According to the Simply Business Landlord Report, which scrutinises the feedback of 1,455 UK landlords, a substantial shift is looming on the horizon: despite an upswing in the demand for rental homes, one in every four landlords is contemplating selling at least one investment property within the forthcoming year.
This decision doesn’t seem impulsive, considering that in the past year alone, 9% of landlords have let go of a rental property. Regions leading in property sales include the South East, Wales, and the South West, while the North West, Scotland, and the East of England are hotspots for acquisitions.
The Pressure Points: Legislation and Rising Costs
The most frequently cited impetus for these sales is the ever-changing legislation, with landlords feeling the pressure from adaptations in the law. Moreover, a significant challenge glaring back at property owners is the across-the-board spike in costs. A remarkable 31% of landlords have seen their buy-to-let mortgage payments climb over the past year, and for 19%, these repayments have shot up by as much as 501%.
Yet, the sector hasn’t lost its allure for everyone. Half of the landlords surveyed still endorse buy-to-let property as a solid investment, undeterred by the current climate.
Economic Uncertainty
Alan Thomas, UK CEO at Simply Business, observes, “The landscape in 2023 is riddled with challenges from economic uncertainties, evolving regulations, to escalating costs, affecting landlords nationwide. The cost of living crisis, in particular, is unprejudiced in its impact, stretching to the buy-to-let sector.”
The inaugural UK Landlord Report underscores landlords’ perception of rising costs as the paramount threat to the rental market. Adding to this, a sense of uncertainty pervades the sector, with two-thirds (66%) of landlords lamenting the government’s confusing and frequently modified legislation as a major hurdle.
Varied Reactions to the Renters Reform Bill
A survey by Leaders Romans Group (LRG) echoes these sentiments, especially in response to the impending Renters Reform Bill. While 68% of landlords plan to hold onto their current property portfolios, and a small 6% consider expansion, those intending to sell (52%) blame policy concerns, with others pointing to economic (25%) and personal reasons (23%).
Regarding the Renters Reform Bill, landlords’ opinions diverge. A significant 60% foresee a negative impact on their roles as property investors, a stark contrast to the mere 6% who predict a positive outcome. Yet, the tables turn when considering tenant welfare — 50% of landlords believe tenants will benefit, whereas only 14% foresee adverse effects.
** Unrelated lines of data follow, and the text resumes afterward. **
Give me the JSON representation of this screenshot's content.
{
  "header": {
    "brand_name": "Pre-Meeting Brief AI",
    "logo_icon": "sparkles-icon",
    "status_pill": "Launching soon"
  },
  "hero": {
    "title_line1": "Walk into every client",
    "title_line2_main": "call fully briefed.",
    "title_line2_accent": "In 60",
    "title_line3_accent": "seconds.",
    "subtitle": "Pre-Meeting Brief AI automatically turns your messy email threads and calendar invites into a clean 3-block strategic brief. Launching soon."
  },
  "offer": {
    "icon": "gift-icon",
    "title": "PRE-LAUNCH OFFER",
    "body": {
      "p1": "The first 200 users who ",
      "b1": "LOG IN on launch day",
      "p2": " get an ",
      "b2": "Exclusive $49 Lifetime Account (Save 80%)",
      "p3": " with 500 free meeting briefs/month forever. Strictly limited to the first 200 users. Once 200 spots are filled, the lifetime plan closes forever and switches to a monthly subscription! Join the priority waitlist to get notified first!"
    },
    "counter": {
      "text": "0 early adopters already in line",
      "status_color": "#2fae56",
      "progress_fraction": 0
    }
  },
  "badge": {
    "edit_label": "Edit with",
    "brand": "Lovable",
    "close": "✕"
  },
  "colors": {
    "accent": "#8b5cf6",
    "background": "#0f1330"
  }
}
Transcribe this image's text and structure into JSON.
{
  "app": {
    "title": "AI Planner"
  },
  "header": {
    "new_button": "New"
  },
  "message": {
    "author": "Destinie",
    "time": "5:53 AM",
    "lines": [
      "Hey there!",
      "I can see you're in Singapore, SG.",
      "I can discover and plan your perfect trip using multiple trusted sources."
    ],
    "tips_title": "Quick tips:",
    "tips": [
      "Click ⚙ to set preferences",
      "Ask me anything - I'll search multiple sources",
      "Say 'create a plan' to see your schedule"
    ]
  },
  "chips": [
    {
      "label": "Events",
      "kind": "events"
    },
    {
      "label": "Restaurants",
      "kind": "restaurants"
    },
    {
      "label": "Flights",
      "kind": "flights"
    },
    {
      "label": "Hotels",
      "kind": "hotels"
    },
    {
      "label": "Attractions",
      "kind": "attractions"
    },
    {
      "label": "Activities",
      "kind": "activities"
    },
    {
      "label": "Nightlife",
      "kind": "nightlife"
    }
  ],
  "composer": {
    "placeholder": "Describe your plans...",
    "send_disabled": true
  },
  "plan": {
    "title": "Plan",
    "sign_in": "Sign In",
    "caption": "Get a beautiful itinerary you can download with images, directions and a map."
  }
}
Allison Thompson, national lettings MD, Leaders Romans Group, notes, “The survey clearly shows that a majority of landlords remain committed to the lettings industry. However, it’s crucial that their voices are heard in the discourse surrounding the Renters Reform Bill, ensuring that amendments are made to safeguard the future of the private rental sector.”
The Road Ahead: Uncertainty and Resilience
Interestingly, despite the bill stirring concerns, a substantial segment of landlords (40%) feel it won’t drastically alter their property investment strategies. This finding aligns with earlier LRG research showing the infrequent use of Section 21 for evictions — 79% of landlords haven’t used it at all, and only 4% issued a ‘no fault’ eviction last year.
The landscape is complex: landlords are navigating through a sea of legislative changes, economic pressures, and personal circumstances. Yet, the sector’s resilience is evident, with many intending to stay the course, underscoring the need for a balanced approach to new regulations that consider all stakeholders’ viewpoints.